Au-delà de cet aspect quantitatif, l'offre d'hébergement doit faire l'objet d'une transformation qualitative, pour l'adapter aux femmes et aux familles, c'est mon deuxième point.

Il s'agit tout d'abord de transformer des nuitées hôtelières, peu qualitatives, en places d'hébergement pérennes, qui donnent davantage de visibilité aux personnes accueillies et sont associées à un accompagnement social systématique. La nature de l'hébergement dans les hôtels est en réalité honteuse et empreinte de violence, sans aucun accompagnement socio-éducatif. Elle ne peut en aucun cas être considérée comme une offre acceptable pour résoudre même une partie du problème des femmes à la rue.

En outre, les hôtels sociaux sont aujourd'hui la solution privilégiée pour loger les familles : 29 000 enfants y vivent, et ce en moyenne depuis trois ans. Or ils ne sont pas du tout adaptés aux familles et nous estimons donc nécessaire de développer des places pérennes adaptées à toutes les configurations familiales et qui permettent de cuisiner, de disposer d'une intimité et d'accueillir des enfants.

Nous préconisons également de développer les places non mixtes, en particulier en première urgence : les femmes sans abri, qui ont presque toutes subi des violences sexuelles à un moment de leur parcours, ne se sentent pas en sécurité dans des lieux mixtes et préfèrent souvent rester à la rue plutôt que de fréquenter de tels lieux qui peuvent les exposer à de nouvelles violences.

Enfin, et ce sera mon troisième et dernier point, l'embolie actuelle du parc d'hébergement s'explique non seulement par l'augmentation du nombre de personnes sans domicile en amont mais également par l'absence de solutions de sortie vers le logement en aval.

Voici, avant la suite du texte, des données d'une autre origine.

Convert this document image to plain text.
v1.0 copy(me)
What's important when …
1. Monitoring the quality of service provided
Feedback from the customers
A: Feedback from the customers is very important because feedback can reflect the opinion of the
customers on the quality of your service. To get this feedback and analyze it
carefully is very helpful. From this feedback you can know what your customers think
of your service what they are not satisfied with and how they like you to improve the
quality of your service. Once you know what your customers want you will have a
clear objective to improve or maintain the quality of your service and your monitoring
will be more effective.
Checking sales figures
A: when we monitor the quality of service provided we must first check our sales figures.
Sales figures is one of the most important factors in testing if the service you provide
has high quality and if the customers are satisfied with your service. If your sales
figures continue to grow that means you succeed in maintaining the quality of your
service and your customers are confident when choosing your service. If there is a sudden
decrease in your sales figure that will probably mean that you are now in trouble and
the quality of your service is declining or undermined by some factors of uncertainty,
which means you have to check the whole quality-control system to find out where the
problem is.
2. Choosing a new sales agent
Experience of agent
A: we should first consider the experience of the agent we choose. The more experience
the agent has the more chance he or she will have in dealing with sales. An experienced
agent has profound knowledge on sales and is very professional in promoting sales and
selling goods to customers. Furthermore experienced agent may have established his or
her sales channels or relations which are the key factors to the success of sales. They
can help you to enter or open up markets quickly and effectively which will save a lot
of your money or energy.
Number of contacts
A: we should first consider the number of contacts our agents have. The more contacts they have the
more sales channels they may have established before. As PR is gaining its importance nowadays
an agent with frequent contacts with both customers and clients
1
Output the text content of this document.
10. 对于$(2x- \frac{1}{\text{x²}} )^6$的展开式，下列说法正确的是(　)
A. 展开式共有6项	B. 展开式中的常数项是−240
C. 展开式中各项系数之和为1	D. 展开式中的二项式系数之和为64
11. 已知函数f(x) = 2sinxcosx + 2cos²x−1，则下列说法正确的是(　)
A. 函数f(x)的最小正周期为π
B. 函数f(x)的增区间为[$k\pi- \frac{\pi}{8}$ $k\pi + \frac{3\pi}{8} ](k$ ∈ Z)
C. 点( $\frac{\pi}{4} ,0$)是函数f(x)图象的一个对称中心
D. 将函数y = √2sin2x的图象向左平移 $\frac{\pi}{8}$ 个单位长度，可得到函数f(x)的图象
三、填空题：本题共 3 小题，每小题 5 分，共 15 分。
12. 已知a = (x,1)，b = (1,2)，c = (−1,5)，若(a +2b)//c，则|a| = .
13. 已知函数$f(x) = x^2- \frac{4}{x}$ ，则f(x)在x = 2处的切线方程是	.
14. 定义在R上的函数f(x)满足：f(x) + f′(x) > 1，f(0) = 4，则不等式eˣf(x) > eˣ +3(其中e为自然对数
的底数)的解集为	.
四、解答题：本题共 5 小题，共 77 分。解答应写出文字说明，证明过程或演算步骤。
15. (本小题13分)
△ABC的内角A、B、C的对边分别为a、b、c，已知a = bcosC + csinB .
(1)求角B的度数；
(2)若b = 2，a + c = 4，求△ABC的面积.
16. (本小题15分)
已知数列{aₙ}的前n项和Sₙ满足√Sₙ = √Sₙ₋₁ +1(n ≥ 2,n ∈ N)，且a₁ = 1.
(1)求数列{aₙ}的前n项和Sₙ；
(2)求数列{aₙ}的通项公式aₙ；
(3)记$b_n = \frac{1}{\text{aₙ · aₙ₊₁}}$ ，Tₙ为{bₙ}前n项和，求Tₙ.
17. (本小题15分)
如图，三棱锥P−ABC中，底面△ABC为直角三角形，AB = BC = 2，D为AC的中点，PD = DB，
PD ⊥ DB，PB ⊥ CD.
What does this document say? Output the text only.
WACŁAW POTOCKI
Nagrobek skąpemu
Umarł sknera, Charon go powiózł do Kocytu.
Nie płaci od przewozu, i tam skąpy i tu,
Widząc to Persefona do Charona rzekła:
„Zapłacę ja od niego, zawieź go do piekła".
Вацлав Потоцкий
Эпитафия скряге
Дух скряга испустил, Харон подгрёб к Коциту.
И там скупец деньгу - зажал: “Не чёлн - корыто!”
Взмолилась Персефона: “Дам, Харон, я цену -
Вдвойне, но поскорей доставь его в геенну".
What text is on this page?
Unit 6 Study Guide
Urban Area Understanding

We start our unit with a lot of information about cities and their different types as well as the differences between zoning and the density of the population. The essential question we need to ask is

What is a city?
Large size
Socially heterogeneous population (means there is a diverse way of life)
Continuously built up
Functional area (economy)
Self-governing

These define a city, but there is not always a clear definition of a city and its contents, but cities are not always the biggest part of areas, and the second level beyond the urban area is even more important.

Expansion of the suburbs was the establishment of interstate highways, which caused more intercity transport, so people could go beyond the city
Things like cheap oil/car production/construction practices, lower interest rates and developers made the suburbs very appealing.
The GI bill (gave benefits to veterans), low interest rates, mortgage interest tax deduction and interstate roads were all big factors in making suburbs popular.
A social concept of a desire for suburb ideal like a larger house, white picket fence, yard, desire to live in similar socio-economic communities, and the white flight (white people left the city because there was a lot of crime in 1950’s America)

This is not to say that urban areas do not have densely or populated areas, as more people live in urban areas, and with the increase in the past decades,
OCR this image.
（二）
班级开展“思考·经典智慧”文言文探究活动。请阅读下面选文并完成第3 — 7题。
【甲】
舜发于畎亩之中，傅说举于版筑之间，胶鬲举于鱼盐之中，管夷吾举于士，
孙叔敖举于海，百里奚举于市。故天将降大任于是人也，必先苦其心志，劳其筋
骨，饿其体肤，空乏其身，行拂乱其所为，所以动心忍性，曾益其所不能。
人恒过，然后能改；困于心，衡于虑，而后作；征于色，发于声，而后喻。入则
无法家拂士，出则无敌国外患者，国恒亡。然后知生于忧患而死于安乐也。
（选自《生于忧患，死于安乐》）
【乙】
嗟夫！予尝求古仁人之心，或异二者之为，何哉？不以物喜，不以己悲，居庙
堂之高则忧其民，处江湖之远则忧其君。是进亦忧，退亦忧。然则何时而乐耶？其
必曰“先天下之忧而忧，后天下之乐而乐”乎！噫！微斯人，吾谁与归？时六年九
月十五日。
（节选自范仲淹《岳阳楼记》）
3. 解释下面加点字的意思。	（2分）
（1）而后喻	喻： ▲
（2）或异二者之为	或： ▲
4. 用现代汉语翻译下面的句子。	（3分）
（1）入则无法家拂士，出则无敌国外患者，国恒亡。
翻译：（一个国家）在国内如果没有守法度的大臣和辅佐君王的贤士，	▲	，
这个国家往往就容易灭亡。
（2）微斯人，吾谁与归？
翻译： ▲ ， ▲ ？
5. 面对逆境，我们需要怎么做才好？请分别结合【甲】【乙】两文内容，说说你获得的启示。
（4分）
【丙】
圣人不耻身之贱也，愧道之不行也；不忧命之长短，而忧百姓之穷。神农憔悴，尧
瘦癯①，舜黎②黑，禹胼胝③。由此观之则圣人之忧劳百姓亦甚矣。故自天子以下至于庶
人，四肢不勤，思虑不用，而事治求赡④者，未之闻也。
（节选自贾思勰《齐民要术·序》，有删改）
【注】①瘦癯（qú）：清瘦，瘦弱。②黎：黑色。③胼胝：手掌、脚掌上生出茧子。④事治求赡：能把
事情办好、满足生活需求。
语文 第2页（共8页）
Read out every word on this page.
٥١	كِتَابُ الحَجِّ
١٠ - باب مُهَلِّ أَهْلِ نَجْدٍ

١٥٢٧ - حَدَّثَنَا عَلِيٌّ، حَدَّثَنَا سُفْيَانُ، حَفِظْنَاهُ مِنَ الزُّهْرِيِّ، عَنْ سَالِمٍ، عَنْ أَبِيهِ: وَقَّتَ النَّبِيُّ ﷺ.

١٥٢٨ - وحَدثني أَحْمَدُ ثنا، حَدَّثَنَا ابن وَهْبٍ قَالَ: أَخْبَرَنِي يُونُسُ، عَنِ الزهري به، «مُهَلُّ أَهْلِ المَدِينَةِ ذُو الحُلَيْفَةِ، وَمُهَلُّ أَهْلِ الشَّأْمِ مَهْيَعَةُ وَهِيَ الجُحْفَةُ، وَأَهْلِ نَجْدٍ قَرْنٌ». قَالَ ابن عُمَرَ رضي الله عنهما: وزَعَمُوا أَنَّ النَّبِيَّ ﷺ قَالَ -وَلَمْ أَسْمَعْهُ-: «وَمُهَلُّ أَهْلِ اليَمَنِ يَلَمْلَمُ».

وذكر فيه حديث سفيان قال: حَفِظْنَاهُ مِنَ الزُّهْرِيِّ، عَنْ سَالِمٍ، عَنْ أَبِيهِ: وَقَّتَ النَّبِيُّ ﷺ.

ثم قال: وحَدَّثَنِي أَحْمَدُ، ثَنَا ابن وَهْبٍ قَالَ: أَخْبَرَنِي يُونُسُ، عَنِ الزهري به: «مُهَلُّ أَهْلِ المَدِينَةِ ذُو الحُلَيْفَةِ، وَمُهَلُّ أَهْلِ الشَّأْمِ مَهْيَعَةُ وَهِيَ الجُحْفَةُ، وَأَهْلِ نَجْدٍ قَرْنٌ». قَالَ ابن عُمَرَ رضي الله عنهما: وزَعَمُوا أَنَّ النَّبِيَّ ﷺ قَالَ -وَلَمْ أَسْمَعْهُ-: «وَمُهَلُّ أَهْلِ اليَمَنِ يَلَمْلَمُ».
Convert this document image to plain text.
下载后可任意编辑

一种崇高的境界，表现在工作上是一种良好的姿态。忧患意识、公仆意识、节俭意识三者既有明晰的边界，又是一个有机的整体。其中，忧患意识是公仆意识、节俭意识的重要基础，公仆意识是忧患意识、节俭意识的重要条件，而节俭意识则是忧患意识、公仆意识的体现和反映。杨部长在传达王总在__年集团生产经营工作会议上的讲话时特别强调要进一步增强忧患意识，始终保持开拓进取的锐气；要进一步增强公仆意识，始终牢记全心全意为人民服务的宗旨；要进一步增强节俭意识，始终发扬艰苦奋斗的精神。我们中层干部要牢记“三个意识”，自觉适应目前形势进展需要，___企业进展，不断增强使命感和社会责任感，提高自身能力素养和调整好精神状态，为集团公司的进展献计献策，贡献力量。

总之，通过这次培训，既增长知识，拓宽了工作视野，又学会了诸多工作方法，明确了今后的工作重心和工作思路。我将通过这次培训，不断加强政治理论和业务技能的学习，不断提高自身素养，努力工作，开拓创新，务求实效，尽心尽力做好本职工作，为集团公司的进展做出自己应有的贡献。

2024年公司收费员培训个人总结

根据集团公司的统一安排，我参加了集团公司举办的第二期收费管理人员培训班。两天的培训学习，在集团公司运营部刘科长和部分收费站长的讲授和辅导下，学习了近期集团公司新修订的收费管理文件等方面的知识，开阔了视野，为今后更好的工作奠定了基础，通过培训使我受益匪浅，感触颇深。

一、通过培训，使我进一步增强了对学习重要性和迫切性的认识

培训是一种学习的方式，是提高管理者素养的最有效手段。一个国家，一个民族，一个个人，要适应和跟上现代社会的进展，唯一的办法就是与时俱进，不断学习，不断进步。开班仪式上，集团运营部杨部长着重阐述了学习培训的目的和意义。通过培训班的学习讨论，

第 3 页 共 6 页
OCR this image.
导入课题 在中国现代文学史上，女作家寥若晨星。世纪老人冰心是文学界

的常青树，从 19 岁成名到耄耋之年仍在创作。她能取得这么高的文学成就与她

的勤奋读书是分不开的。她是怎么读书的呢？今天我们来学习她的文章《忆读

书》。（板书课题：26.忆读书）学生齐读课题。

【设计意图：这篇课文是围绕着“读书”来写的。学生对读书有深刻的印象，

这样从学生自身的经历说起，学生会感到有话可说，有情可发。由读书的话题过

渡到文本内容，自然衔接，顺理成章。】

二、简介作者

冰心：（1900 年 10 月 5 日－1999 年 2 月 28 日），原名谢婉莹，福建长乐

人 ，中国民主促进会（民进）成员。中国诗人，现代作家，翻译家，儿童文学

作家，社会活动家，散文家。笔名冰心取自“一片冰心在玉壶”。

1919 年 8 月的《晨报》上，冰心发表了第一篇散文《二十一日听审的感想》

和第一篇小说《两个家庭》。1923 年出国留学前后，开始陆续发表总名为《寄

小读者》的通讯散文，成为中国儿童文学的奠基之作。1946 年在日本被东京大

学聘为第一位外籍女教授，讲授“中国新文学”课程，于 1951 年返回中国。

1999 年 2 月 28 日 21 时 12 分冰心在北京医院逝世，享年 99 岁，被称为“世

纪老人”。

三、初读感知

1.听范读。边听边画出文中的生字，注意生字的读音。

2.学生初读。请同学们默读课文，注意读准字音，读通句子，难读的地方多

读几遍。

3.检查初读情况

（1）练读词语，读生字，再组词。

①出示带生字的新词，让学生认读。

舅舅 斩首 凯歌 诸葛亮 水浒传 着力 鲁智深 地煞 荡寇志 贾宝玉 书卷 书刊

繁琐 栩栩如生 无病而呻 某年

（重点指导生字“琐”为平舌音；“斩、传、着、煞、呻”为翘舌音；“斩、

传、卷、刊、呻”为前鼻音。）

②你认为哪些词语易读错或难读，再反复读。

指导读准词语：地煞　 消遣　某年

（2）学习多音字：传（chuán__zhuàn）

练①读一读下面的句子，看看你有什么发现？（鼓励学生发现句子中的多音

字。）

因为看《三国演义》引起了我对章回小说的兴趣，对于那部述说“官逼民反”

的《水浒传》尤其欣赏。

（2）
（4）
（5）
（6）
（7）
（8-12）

Nous ne pourrons sortir de cette embolie qu'en nous attaquant à deux sujets : celui de la crise du logement et du manque d'offre de logements sociaux face à une demande qui a explosé ces dernières années ; et celui du traitement administratif apporté aux personnes en situation irrégulière qui restent des années en hébergement, faute des droits nécessaires pour postuler et accéder à un logement. Nous avons rencontré dans des lieux d'hébergement des femmes qui étaient là depuis des années, qui tous les matins se lèvent pour aller travailler, parfois même de façon légale. Se pose donc la question de savoir si ces femmes, en situation irrégulière, qui ne causent aucun trouble à l'ordre public et ne seront sans doute jamais expulsées, doivent être maintenues dans une zone de non-droit.

Je vais laisser la parole à notre collègue rapporteure Olivia Richard qui abordera plus amplement ces deux sujets et nos préconisations en la matière, à savoir un socle minimal sur lequel nous nous sommes accordées avec mes collègues co-rapporteures, afin de tenir compte des différentes sensibilités - je ne vous cache pas qu'à titre personnel j'aurais été favorable à une préconisation plus audacieuse et injonctive à l'égard du Gouvernement.

Olivia Richard, rapporteure. - L'hébergement ne constitue qu'une solution imparfaite et la quasi-totalité des personnes sans domicile interrogées souhaite en première intention accéder à un logement, premier outil de protection des personnes à la rue, en particulier des femmes, plus exposées aux violences.

Or, nous avons constaté la persistance d'une « logique de l'escalier » dans la prise en charge des personnes sans abri et une embolie du système à tous les échelons.

En sortir ne sera possible qu'à condition de privilégier l'accès direct au logement et de poursuivre l'ambition, louable, mais encore inaboutie, des deux plans en faveur du Logement d'abord (2018-2022 et 2023-2027). Dans le cadre de ces plans, entre janvier 2018 et décembre 2023, 550 000 personnes ont accédé à un logement depuis la rue ou l'hébergement.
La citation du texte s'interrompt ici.